Plusieurs minutes plus tard, Leila feint de s’endormir automatiquement, dans l’espoir d’éviter toute nouvelle discussion et que Dante en fasse de même. Il lui faut attendre quelque peu pour entendre sa respiration régulière et profonde avant qu’elle n’ose bouger très délicatement pour éviter de le réveiller. Un instant, elle se retourne sur Dante endormi, dont les traits n’ont rien d’apaisé contrairement à ce qu’elle a pu avoir l’habitude d’observer pendant leurs nombreuses nuits passées ensemble. Leila songe une seconde à s’enfuir comme une voleuse, mais décide finalement après s’être habillée de partir dans le salon à la recherche d’un bout de papier et d’un crayon. Une fois fait, l’Italienne s’assoit sur le canapé, prenant quelques secondes pour réfléchir et trouver les bons mots sur ce qui s’est imposée à elle dans la chambre.

Citation :
Dante,

Je m’en vais. Pas seulement ce soir mais de toute ta vie aussi. La lumière que tu m’as proposée s’est avérée n’être finalement qu’une autre forme d’obscurité, tout aussi douloureuse. Et comment t’en vouloir ? C’est de ma faute, tout ça. Je ne peux pas te demander d’être le Dante que tu étais encore pour moi il y a quelques semaines, pour la simple et bonne raison que je ne suis plus la Leila que tu voulais depuis bien trop longtemps déjà.
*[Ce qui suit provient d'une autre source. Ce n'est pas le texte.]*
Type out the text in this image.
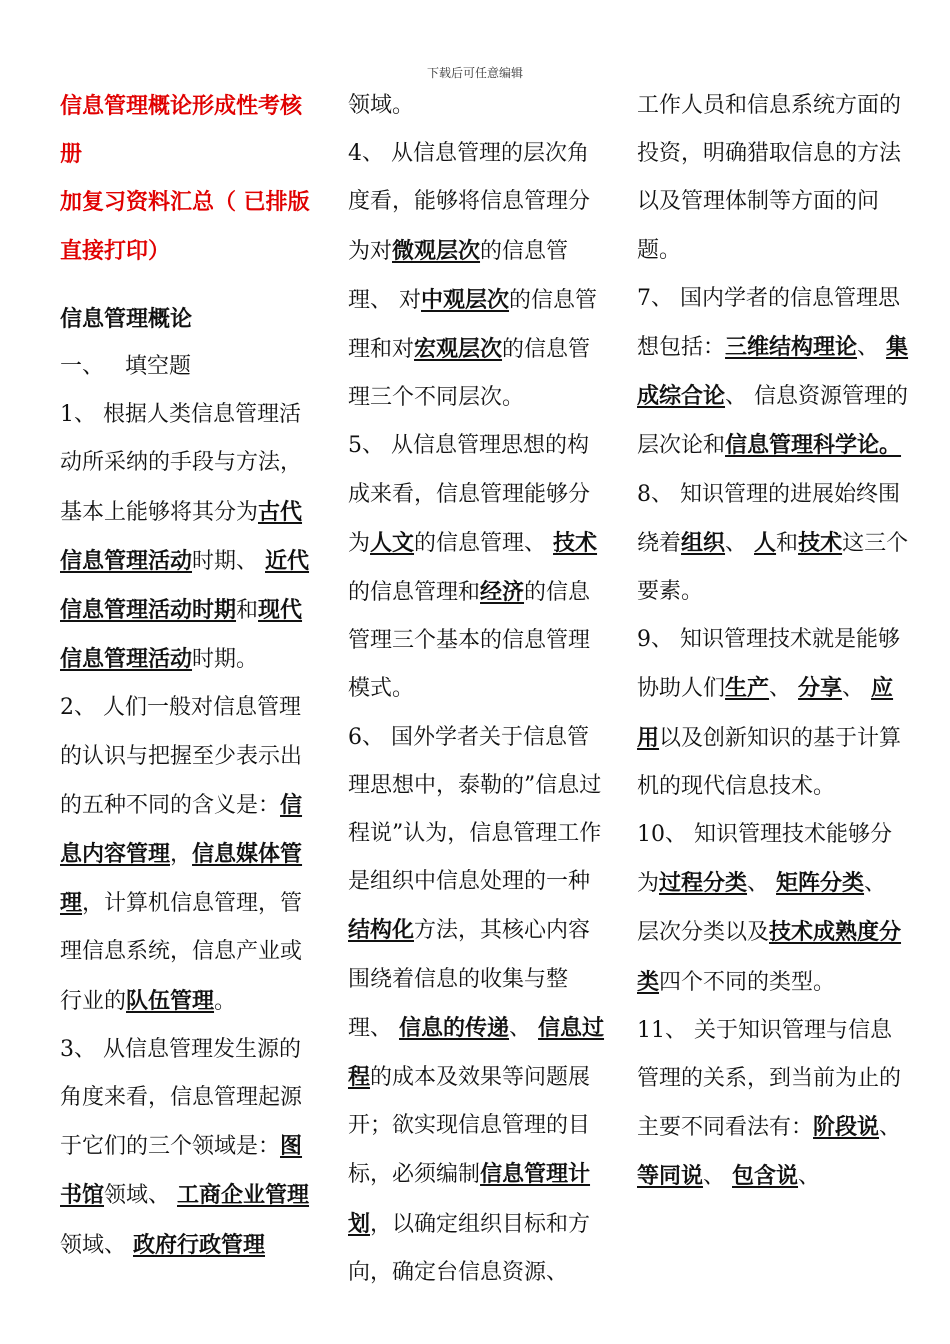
下载后可任意编辑

信息管理概论形成性考核册

加复习资料汇总（ 已排版直接打印）

信息管理概论

一、   填空题

1、 根据人类信息管理活动所采纳的手段与方法，基本上能够将其分为古代信息管理活动时期、 近代信息管理活动时期和现代信息管理活动时期。

2、 人们一般对信息管理的认识与把握至少表示出的五种不同的含义是：信息内容管理，信息媒体管理，计算机信息管理，管理信息系统，信息产业或行业的队伍管理。

3、 从信息管理发生源的角度来看，信息管理起源于它们的三个领域是：图书馆领域、 工商企业管理领域、 政府行政管理

领域。

4、 从信息管理的层次角度看，能够将信息管理分为对微观层次的信息管理、 对中观层次的信息管理和对宏观层次的信息管理三个不同层次。

5、 从信息管理思想的构成来看，信息管理能够分为人文的信息管理、 技术的信息管理和经济的信息管理三个基本的信息管理模式。

6、 国外学者关于信息管理思想中，泰勒的”信息过程说”认为，信息管理工作是组织中信息处理的一种结构化方法，其核心内容围绕着信息的收集与整理、 信息的传递、 信息过程的成本及效果等问题展开；欲实现信息管理的目标，必须编制信息管理计划，以确定组织目标和方向，确定台信息资源、

工作人员和信息系统方面的投资，明确猎取信息的方法以及管理体制等方面的问题。

7、 国内学者的信息管理思想包括：三维结构理论、 集成综合论、 信息资源管理的层次论和信息管理科学论。

8、 知识管理的进展始终围绕着组织、 人和技术这三个要素。

9、 知识管理技术就是能够协助人们生产、 分享、 应用以及创新知识的基于计算机的现代信息技术。

10、 知识管理技术能够分为过程分类、 矩阵分类、 层次分类以及技术成熟度分类四个不同的类型。

11、 关于知识管理与信息管理的关系，到当前为止的主要不同看法有：阶段说、 等同说、 包含说、
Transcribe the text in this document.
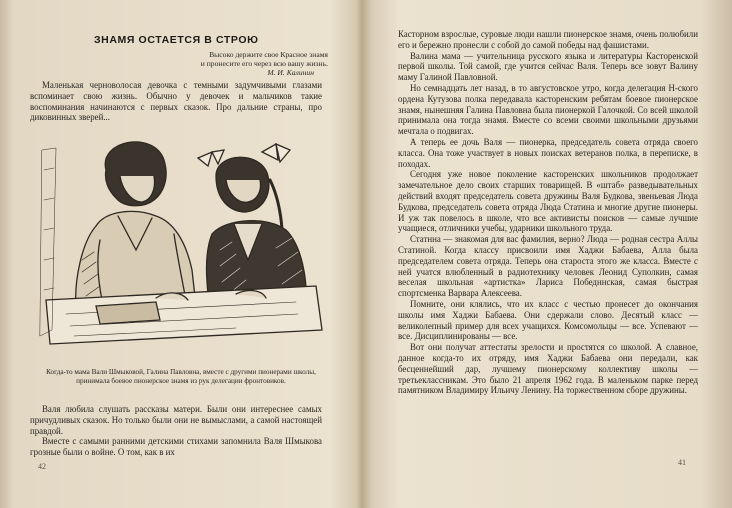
ЗНАМЯ ОСТАЕТСЯ В СТРОЮ
Высоко держите свое Красное знамя
и пронесите его через всю вашу жизнь.
М. И. Калинин

Маленькая черноволосая девочка с темными задумчивыми глазами вспоминает свою жизнь. Обычно у девочек и мальчиков такие воспоминания начинаются с первых сказок. Про дальние страны, про диковинных зверей...

Когда-то мама Вали Шмыковой, Галина Павловна, вместе с другими пионерами школы, принимала боевое пионерское знамя из рук делегации фронтовиков.

Валя любила слушать рассказы матери. Были они интереснее самых причудливых сказок. Но только были они не вымыслами, а самой настоящей правдой.

Вместе с самыми ранними детскими стихами запомнила Валя Шмыкова грозные были о войне. О том, как в их

42

Касторном взрослые, суровые люди нашли пионерское знамя, очень полюбили его и бережно пронесли с собой до самой победы над фашистами.

Валина мама — учительница русского языка и литературы Касторенской первой школы. Той самой, где учится сейчас Валя. Теперь все зовут Валину маму Галиной Павловной.

Но семнадцать лет назад, в то августовское утро, когда делегация Н-ского ордена Кутузова полка передавала касторенским ребятам боевое пионерское знамя, нынешняя Галина Павловна была пионеркой Галочкой. Со всей школой принимала она тогда знамя. Вместе со всеми своими школьными друзьями мечтала о подвигах.

А теперь ее дочь Валя — пионерка, председатель совета отряда своего класса. Она тоже участвует в новых поисках ветеранов полка, в переписке, в походах.

Сегодня уже новое поколение касторенских школьников продолжает замечательное дело своих старших товарищей. В «штаб» разведывательных действий входят председатель совета дружины Валя Будкова, звеньевая Люда Будкова, председатель совета отряда Люда Статина и многие другие пионеры. И уж так повелось в школе, что все активисты поисков — самые лучшие учащиеся, отличники учебы, ударники школьного труда.

Статнна — знакомая для вас фамилия, верно? Люда — родная сестра Аллы Статиной. Когда классу присвоили имя Хаджи Бабаева, Алла была председателем совета отряда. Теперь она староста этого же класса. Вместе с ней учатся влюбленный в радиотехнику человек Леонид Суполкин, самая веселая школьная «артистка» Лариса Победннская, самая быстрая спортсменка Варвара Алексеева.

Помните, они клялись, что их класс с честью пронесет до окончания школы имя Хаджи Бабаева. Они сдержали слово. Десятый класс — великолепный пример для всех учащихся. Комсомольцы — все. Успевают — все. Дисциплинированы — все.

Вот они получат аттестаты зрелости и простятся со школой. А славное, данное когда-то их отряду, имя Хаджи Бабаева они передали, как бесценнейший дар, лучшему пионерскому коллективу школы — третьеклассникам. Это было 21 апреля 1962 года. В маленьком парке перед памятником Владимиру Ильичу Ленину. На торжественном сборе дружины.

41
Cette Leila est morte le 10 novembre 2015 et il n’y a rien que tu puisses faire pour la ramener.

Je sais que les paroles d’une junkie ne valent pas grand-chose mais je voudrais vraiment que tu me crois quand je te dis que je n’ai pas voulu en arriver là. Avec toi. S’il y a bien quelque chose de précieux auquel je tenais, si je t’ai laissé éloigner de tout ça, c’est bien parce que je voulais préserver ce qu’on avait. Mais je détruis tout ce que je touche et je ne veux pas que ça t’arrive à toi aussi. Pour nous, c’est déjà trop tard. Je l’ai compris tout à l’heure.

Oublie-moi. C’est mieux comme ça.

Leila.

L’Italienne essuie avec rage les nouvelles perles débordant de ses yeux alors qu’elle pénètre de nouveau dans la chambre, abandonnant le mot sur l’oreiller voisin du sien. Elle hésite l’espace d’un instant a déposé un baiser sur ses lèvres, un vrai, un tendre, un de ceux dont elle pourrait se souvenir par les chaudes nuits d’hiver mais s’abstient finalement de peur de le réveiller. « J’suis désolée. » Murmure-t-elle, une deuxième fois, devant ce qui s’avère être le pire de leur aurevoir pour elle. Parce que, celui-là, c’est un adieu.